Embora tenha preferido não citar nominalmente os eventos aos quais se referia, a ex-secretária mencionou um fórum realizado pela Undime na Costa do Sauípe, em 2019, no qual as despesas dos participantes foram todas custeadas pela SEB. "Eu vi a descrição das mesas e pessoas que foram ao evento me relataram um verdadeiro convescote, algo bem diferente da Conabe, cujo relatório está sendo finalizado".

"Em geral, é difícil explicar para o cidadão pagador de imposto como ações como essas, que vinham sendo adotadas pela secretaria há tanto tempo, atrasam o Brasil. É muito mais fácil perceber, por exemplo, quando o dinheiro é usurpado por políticos para comprar carros e casas de luxo. Mas não é sempre assim", afirma ela. "Gastar mal os recursos, o que não é um crime objetivo, é um crime moral".

“Governabilidade monstruosa”

"A impressão que tive foi de que a nova equipe não tem ideia do que é preciso ser feito - até porque a nova secretária já esteve à frente de uma diretoria importante. É claramente perceptível uma continuidade de propósito – quem ainda manda no MEC, desde o início do governo Bolsonaro, parece não estar preocupado em melhorar a educação. São vários pequenos sinais.

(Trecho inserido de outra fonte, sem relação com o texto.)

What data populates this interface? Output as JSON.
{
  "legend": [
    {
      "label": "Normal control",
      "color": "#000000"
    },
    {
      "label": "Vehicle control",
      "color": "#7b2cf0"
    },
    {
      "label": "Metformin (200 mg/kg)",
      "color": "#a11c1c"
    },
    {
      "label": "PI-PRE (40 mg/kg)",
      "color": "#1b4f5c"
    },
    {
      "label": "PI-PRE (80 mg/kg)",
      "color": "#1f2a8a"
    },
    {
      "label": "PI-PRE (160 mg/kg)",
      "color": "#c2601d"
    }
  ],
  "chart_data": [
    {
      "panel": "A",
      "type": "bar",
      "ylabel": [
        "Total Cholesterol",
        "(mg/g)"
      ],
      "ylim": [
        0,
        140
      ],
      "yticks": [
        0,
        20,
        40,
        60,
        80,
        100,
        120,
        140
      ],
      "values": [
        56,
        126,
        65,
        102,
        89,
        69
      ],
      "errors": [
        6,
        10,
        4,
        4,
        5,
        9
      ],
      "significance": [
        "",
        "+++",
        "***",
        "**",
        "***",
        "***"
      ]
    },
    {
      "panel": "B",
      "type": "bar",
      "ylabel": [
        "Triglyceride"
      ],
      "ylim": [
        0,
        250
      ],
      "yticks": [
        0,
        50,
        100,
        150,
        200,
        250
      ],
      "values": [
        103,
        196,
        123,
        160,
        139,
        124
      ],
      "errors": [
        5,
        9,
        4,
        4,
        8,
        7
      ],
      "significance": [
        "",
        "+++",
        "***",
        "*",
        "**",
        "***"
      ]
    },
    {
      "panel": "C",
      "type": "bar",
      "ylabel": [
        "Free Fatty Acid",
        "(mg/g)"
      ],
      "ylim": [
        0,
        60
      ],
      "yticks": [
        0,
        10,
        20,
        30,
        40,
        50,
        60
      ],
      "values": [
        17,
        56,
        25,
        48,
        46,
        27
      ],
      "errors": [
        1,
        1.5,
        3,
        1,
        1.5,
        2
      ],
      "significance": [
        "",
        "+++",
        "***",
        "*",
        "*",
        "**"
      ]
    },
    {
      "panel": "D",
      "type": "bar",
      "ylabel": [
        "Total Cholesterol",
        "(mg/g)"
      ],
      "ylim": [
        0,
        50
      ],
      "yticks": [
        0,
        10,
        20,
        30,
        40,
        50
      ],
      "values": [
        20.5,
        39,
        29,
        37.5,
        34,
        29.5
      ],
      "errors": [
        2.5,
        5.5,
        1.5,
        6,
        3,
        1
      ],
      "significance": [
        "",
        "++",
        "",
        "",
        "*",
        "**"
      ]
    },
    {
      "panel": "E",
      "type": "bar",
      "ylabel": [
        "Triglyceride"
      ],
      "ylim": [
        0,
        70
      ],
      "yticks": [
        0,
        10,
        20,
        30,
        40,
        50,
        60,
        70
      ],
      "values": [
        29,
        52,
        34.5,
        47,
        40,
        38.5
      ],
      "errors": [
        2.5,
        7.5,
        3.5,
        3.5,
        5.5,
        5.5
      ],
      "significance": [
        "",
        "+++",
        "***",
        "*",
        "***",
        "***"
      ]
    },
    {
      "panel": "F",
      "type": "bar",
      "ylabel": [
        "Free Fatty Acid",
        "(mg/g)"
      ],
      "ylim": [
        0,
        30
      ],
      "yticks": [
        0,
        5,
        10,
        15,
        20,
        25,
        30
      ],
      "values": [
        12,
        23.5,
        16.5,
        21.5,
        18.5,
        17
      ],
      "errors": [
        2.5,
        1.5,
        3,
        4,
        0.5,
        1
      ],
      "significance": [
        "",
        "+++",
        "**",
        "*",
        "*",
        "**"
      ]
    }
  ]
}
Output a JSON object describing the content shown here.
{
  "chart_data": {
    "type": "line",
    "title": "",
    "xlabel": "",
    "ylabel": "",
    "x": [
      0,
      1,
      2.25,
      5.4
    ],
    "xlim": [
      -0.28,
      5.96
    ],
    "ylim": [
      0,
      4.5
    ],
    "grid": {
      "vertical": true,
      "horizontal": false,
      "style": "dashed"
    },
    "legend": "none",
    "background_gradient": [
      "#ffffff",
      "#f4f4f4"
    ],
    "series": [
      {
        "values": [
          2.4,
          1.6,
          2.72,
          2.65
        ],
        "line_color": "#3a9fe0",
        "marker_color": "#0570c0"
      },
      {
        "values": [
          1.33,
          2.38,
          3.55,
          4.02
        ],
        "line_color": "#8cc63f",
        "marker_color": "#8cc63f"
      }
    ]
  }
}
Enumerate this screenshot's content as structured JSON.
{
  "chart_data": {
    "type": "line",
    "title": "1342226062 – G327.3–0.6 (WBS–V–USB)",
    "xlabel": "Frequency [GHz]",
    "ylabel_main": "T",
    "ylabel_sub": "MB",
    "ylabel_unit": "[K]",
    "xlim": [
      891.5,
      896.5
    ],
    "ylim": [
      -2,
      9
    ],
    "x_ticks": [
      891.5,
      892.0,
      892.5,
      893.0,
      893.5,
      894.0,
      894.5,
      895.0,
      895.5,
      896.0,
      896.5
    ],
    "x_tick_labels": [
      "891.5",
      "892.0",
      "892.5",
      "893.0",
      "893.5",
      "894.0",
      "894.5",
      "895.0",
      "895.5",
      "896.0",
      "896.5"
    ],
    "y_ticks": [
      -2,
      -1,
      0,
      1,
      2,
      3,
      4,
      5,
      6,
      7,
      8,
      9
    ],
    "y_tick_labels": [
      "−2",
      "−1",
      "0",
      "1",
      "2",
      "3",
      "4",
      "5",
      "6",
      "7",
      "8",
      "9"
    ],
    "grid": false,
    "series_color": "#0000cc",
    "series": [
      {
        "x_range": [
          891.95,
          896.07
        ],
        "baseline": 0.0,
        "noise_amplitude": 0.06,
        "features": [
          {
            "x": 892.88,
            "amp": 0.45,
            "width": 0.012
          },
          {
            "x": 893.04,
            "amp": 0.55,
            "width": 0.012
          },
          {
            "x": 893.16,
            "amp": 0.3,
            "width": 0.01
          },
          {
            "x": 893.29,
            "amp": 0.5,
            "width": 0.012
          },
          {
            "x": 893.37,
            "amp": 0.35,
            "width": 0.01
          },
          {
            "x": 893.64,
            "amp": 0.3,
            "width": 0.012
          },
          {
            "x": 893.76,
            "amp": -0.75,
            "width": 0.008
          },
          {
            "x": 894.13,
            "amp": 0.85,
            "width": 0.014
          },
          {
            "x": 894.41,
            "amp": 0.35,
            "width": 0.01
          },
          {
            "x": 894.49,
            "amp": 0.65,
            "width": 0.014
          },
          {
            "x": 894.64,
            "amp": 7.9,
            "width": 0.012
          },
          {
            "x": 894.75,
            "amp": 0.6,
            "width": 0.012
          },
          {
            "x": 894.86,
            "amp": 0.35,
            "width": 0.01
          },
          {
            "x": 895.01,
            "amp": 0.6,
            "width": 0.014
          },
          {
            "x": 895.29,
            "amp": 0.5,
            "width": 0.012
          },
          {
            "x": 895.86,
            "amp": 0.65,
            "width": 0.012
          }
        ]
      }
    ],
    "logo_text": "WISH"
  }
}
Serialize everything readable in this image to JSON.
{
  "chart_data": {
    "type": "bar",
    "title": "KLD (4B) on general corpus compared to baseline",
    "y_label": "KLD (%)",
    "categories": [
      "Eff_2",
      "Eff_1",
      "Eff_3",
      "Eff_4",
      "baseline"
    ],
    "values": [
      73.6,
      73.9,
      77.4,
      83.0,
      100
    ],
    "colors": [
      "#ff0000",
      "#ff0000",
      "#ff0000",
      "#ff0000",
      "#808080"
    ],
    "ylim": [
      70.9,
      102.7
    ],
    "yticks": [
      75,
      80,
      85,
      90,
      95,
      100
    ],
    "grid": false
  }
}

Há pouca tecnicidade e, por outro lado, há uma super organização para tentar desqualificar qualquer pessoa que proponha reformas de qualidade", diz Ilona.

Questionada pela reportagem sobre o peso da responsabilidade do presidente Jair Bolsonaro nessa conjuntura, ela afirma que "a governabilidade é um monstro de proporções mitológicas" e que ainda está convencida, por tudo que viu, de que Bolsonaro está correto em fazer certas escolhas. "É fundamental para o país que ele seja reeleito. Neste caso, ele não tinha como saber, em detalhe, a diferença entre o que eu e o Nadalim vínhamos fazendo e o 'blá, blá, blá' que parece estar a caminho".

Entidades representativas e outros atores envolvidos com a educação se queixavam da gestão de Ilona, afirmando que ela mantinha pouco diálogo com os entes subnacionais. Sobre sua postura combativa, a ex-secretária defende que "quem faz oposição a políticas ruins, principalmente as que utilizam muito recurso e não produzem resultado, acaba sendo mais popular, mas quem as combate, é taxado de belicoso, beligerante".

Também apontada como "ideológica" e "olavista", ela afirma que até então sequer conhecia as ideias e livros de Olavo de Carvalho, considerado o "guru do bolsonarismo", mas que vai "passar a fazê-lo para entender, com honestidade intelectual, o porquê de sua influência". "Sem desmerecê-lo, mas nunca li um livro dele. Li Paulo Freire, Pierre Bordieu e um monte de relatórios técnicos da minha área, mas Olavo sempre esteve fora do meu radar", diz.